Iowa Senator Chuck Grassley tells Brownfield the latest version keeps regional cash trade requirements but adds more regions across the U.S. to include all cattle producers. “To make it national is a move in the right direction.”
Under the updated Cattle Price Discovery and Transparency Act, USDA will conduct a rulemaking process to determine 5-7 regions that will cover the continental U.S. and reasonably reflect similar fed cattle purchases.
Tanner Beymer, senior director of government affairs, with the National Cattlemen’s Beef Association says even with the updates, NCBA’s members can’t support the bill. “Unfortunately, things like government mandates on the methods that cattle producers choose to use to market cattle is not something that our members have expressed interest in. As a matter of fact, they have been very clear up to this point about the fact that they are opposed to that prescription.”
He tells Brownfield NCBA will remain focused on improving opportunities for producers across the board. “Improving processing capacity at the regional/small level and getting some additional reporting through the LMR system.”
Grassley says he’s “confident” that there are enough votes to move the bill out of the Senate Ag Committee, into markup and will be asking for a hearing. “There’s never been this much momentum for industry change both at the grass roots and in the Congress.”

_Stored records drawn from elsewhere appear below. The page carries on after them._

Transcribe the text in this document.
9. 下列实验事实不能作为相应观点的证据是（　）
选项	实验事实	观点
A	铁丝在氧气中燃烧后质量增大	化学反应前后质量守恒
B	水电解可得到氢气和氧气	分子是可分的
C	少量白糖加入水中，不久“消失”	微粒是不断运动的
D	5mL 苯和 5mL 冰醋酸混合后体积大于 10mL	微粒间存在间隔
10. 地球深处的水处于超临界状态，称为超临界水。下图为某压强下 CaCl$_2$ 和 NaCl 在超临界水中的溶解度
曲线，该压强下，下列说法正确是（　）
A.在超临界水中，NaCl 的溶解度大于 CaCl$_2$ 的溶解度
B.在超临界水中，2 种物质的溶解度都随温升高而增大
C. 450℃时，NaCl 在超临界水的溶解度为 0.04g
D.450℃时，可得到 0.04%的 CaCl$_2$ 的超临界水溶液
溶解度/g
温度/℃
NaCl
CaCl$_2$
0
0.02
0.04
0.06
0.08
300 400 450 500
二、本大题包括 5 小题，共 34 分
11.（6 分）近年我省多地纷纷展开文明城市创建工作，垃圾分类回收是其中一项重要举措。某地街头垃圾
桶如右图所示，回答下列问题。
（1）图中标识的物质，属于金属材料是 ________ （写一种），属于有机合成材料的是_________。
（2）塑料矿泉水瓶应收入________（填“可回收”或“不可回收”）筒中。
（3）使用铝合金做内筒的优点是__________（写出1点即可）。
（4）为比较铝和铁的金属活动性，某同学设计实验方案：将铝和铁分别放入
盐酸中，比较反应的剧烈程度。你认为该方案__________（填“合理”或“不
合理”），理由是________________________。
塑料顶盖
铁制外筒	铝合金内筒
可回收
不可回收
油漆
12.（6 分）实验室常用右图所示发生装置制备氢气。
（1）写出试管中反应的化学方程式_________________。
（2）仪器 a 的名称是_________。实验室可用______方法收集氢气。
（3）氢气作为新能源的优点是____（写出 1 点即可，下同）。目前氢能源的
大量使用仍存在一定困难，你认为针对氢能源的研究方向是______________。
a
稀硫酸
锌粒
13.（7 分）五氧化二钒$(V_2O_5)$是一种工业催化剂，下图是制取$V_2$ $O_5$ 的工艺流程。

And, he says, Congress needs to work with urgency to pass the legislation even if there is push back. ““But the groups that disagree, they simply want us to study, and study, and study. You know, kick the can down the road. We have waited long enough.”
The bill would also:
- Requires USDA to establish 5-7 regions covering the continental United States and that reasonably reflect similar fed cattle purchases.
- Designates a set of approved pricing mechanisms for covered packers that contribute to price discovery and transparency. These include fed cattle purchases through negotiated cash, negotiated grid, at stockyards, and through trading systems where multiple buyers and sellers can make and accept bids.
- Requires USDA to set minimum levels of purchases through approved pricing mechanisms that covered packers – those controlling five percent or more of fed cattle slaughter – must make.
- Mandates that each regional mandatory minimum be not less than the average of that region’s negotiated trade for the two year period of 2020-2021. Additionally, sets a maximum threshold for any region at 50 percent.
- Requires USDA to conduct an initial review of mandatory minimums after two years.
- Allows USDA to work with the cattle and beef industry to periodically review and modify regional minimums after a public notice and comment period.
The bill was first introduced in November and is co-sponsored by Senators Deb Fischer of Nebraska, Jon Tester of Montana, and Ron Wyden of Oregon.
Brownfield’s Meghan Grebner contributed to this story.